Türkiye’mizin İkinci Yüzyılında DAHA İYİ YARGI

Herhangi bir problemi çözmek için öncelikle o işin ehline müracaat etmek gerekir. Çünkü işin ehli, o probleme doğru yerden bakar ve gereğini yapar. Bazı problemler basit ve sıradandır; bazıları da bir paket halindedir. Onun çözümü de titiz bir seri çalışmayı, planlı ve sıralı bir yapılanmayı gerektirir. Nasıl ki bir hastayı iyileştirmek için öncelikle yeterli tetkik yapmak, sonra bulguları iyi analiz edip doğru teşhis koymak, daha sonra da sebep ve sonuç ilişkilerinden gerekli çıkarımları yapıp isabetli bir tedavi süreci uygulamak gerekliyse, yasa yapmak, anayasa yapmak için de benzer titizlik gösterilmelidir.

Menfaat ve zarar görme boyutuyla bir olaya baktığımız zaman hassasiyetimiz azdan çoğa doğru daha da artmalıdır. Devletlerin koyduğu ve uyguladığı her bir yasa; muhataplık durumuna göre tüm bir topluluğun derdinin teşhisi ve tedavisi gibidir. Onlarda yapılacak hataların etki çarpanı olumlu veya olumsuz olarak çok büyüktür. Eksik yapılmış, kusurlu bir yasa, birliği parçalayıcı, huzuru bozucu, gücü zayıflatıcı bir etki yaparken; eksiksiz yapılmış ve iyi uygulanan bir yasa da birliği güçlendiren, huzuru sağlayan ve gücü artıran bir sosyal yansımaya sebep olacaktır.

Her yer ve şartta her çeşit insan ve toplum varlığı tarihi bir vakıadır. Toplulukların oluşmasıyla birlikte kişilerin ilişkilerini düzenlemek amacıyla hukuk da ortaya çıkmıştır.  Tarihte güçlü ülkelere baktığımızda yargının ve buna bağlı olarak hukuk ve adaletin etkisini hemen görebiliriz. Yargı; en yetkili, en güçlü yöneticiyi bile hatadan caydıran veya hata yaparsa cezalandıran, bunun yanı sıra en zayıf yönetileni de haklı ise muhatabı karşısında güçlü kılan ve mağdur etmeyen bir mekanizmadır.
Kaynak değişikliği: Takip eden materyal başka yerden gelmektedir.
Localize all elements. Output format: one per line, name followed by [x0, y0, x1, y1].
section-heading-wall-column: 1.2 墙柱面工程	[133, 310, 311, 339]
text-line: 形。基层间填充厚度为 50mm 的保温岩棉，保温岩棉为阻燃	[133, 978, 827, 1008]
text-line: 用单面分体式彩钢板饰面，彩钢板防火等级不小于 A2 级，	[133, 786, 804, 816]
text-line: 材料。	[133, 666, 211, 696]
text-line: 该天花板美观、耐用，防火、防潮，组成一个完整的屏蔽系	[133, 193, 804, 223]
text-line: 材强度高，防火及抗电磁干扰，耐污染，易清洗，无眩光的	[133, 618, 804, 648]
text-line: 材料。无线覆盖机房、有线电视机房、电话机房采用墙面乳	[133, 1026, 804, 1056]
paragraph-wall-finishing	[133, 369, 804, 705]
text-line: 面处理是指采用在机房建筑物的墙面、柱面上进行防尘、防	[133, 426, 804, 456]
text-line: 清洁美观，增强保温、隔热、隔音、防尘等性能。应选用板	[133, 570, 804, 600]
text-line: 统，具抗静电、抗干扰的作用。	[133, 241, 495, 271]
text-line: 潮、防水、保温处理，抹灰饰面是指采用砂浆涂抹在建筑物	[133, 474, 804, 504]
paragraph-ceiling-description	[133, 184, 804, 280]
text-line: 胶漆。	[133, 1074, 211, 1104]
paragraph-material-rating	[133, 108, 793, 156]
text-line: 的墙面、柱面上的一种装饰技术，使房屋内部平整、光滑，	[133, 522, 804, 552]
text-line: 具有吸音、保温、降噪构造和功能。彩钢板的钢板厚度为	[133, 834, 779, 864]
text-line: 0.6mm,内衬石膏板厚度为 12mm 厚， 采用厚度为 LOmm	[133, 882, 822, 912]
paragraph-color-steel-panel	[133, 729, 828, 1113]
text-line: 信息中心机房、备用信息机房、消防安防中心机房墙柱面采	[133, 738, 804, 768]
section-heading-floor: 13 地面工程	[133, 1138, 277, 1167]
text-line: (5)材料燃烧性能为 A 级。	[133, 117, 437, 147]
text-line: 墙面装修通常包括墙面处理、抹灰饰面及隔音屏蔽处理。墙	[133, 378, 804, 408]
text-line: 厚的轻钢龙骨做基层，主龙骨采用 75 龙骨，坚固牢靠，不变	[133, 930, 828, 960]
Yargı; devlet sisteminin temeli, onların tarihte kısa ya da uzun var oluşlarının en büyük dayanağıdır. Yargının mümkün olduğu kadar objektif olması, kişi ve kişilik haklarını insani değerlere dayandırarak koruması, hayvan ve çevre için de yine bu anlayışını mümkün olduğu kadar evrensel değerlere yaklaştırması hatta örtüştürmesi gerekir. Bu anlayışın devamı olarak yargı; inanç özgürlüğü, canlıların neslini devam ettirme emniyeti, can ve mal güvenliği gibi alanlarda da güven ortamı ve eşitlik sağlamalıdır.

İnsanın en az müdahil olduğu ya da yönetenden en az etkilenen sistemler sağlam sistemlerdir. Mirasından-ticaretine; ulusal hukukundan-uluslararası hukukuna; eğitimden-sağlığına; barışından-savaşına; yani cezasından-mükâfatına kadar her konuda iyi yazılmış ve iyi uygulanan bir anayasa ve yargı sistemi herkesin özlemidir. Herkes için gereklidir ve güvencedir.

Ayrımcı, dışlayıcı, ötekileştirici, aşağılayıcı, üstünleyici veya kayırıcı ne kadar anlayış varsa bunların inciticiliğinden uzak, derin bir sevgi ve saygı felsefesine dayanan, insan merkezli hukuk ve adaleti esas alan bir anayasaya, bir yargıya kim hayır diyebilir.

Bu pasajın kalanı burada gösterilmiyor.